Why Roman Emperors are security relevant (CAESERS FE and InfoSec)
Caesar Augustus was the Roman Emperor whose legacy is what most people remember when they think of a Caesar. In particular, because as children, most of us learned that he ushered in the Pax Romana and expanded the Roman Empire a lot while creating a bunch of standards that improved the quality of life for the average Roman. In fact, he was so relevant to what we think of as the modern world (and aware of his impact) that in fact, the month of August is named after him. (Fun facts you might not remember about this particular Caesar, beyond the Caesar Cipher – he created Rome’s first institutionalized police force and fire fighting force, used his wealth to get road maintenance done in Italy and installed a courier system of relay stations.)
The specific thing about Caesar Augustus that bridges Rome and Security is about how the use of standards allowed for a continuous improvement cycle to start. Specifically Augustus standardized money, language, weights and measures. With little effort, you can see how having those particular items standardized enabled a lot of good things to happen; and created a framework that others built on for centuries, often in ways that were unanticipated. Two specific domains directly and obviously impacted by this were science and engineering; where the ability measure items and their interactions reliably is rather significant, and ultimately lead us up the path to the evolution of computers.
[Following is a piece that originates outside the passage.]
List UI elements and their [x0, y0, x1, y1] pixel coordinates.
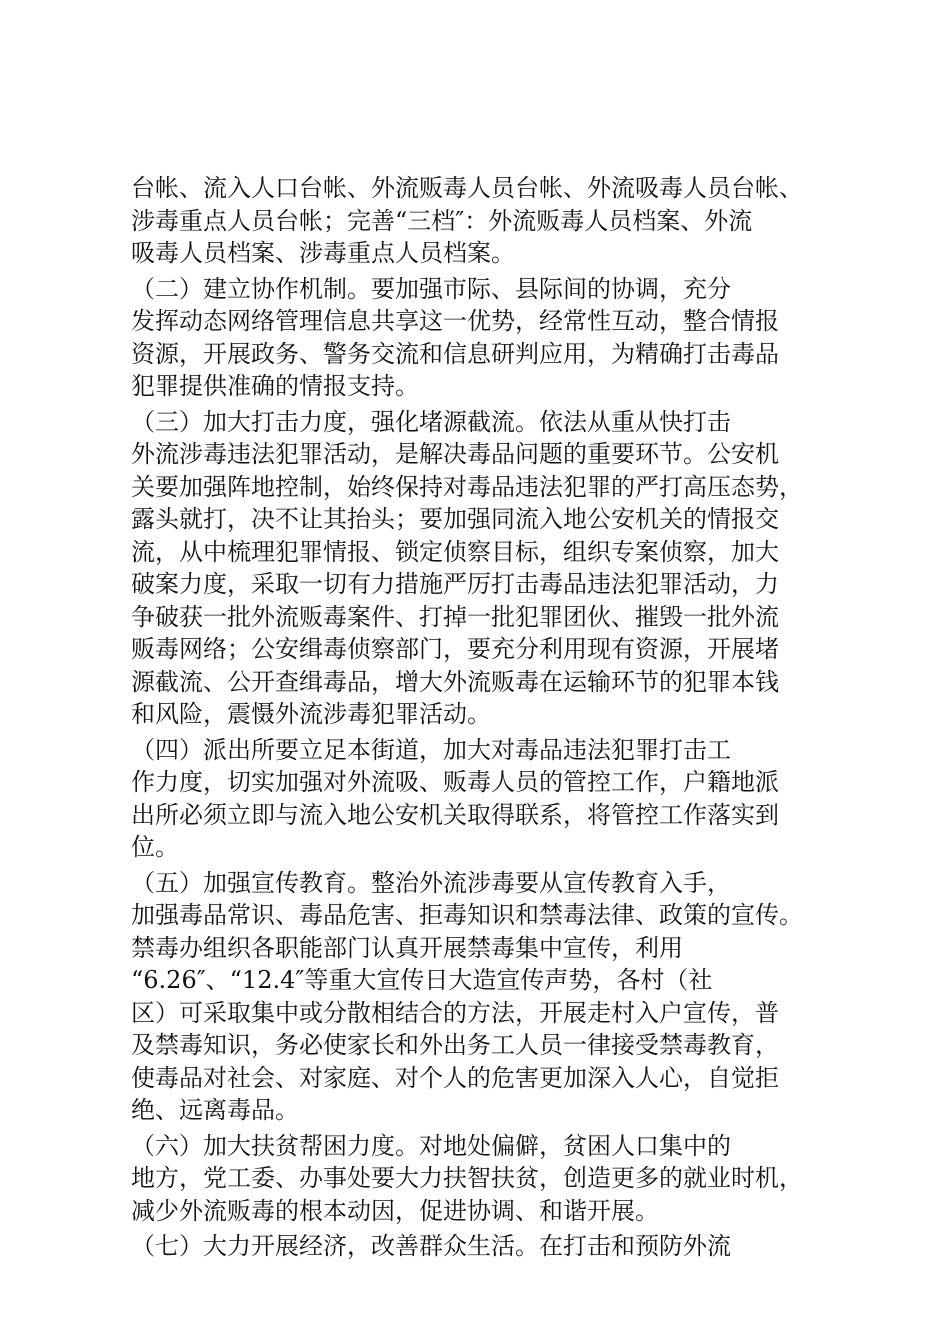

Sometimes it’s also not about what you can do, it’s about what you avoid – think the Mars Climate Orbiter.
In the security industry, there is a framework that has a very fortunate name for my mental association: Caesars Framework Extension; which amazingly is still an acronym for “the Continuous Asset Evaluation, Situational Awareness and Risk Scoring architecture Framework Extension”. The goal of this is to create an enterprise continuous Monitoring technical reference model. OK, so what does that mean? In a simplified fashion, it means that the goal is to create a standardized way (language, weights and measures) to view cyber security and IT through the lens of continuous monitoring. One of my favorite technical words is in the heart of this world view – interoperability, by which they mean that any provider of a security sensor or control would use the same language, weights and measure to discuss the individual units. Here, it might help to think about a common description of the relevant characteristics of each unique computer asset in your environment.
Why do we care about continuous monitoring? Because it could create the same evolution in computers that common weights and measures did for other scientific and engineering endeavors. In my opinion, if the industry really embraces it, it has the possibility of completely transforming the ways we talk about, measure and provide security in a risk modeled way. On the surface, it’s exactly what the name implies – the ability to look, in the right places all the time with the goal of providing situational awareness. In more detailed words (from NIST 7756), Continuous security monitoring is a risk management approach to Cybersecurity that maintains an accurate picture of an organization’s security risk posture, provides visibility into assets, and leverages use of automated data feeds to measure security, ensure effectiveness of security controls, and enable prioritization of remedies. That’s a fantastic prescription to help us improve the overall health of cyber security and eventually transition from continuous monitoring to continuous management.
There’s also an underlying importance to the ability to adopt these standards, and that’s in the way it allows us to design and create more repeatable results and evolve from them. Similarly to how standardized money, taxes, and weights and measures had obvious implications, so does the framework. It means the ability to make sure your controls are effective, where you have more than one way to measure them; and that way would work for all controls or sensors, regardless of vendor. Fundamentally it allows for the creation of new ways to create quantifiable security measurement. Some of the measurements may be obvious – “do I really have 99.99% uptime on my security controls?” Some measurements may be less obvious – “Are my historical controls continuing to share the right data in the right time lines to give me the best visibility into what my current situation is?” In addition, like what happened when there were stable standards to work with for financial things, I imagine that standards that drive security measurements will allow for whole new ways of seeing and improving the status quo. What do you think the most interesting evolution of this work will be?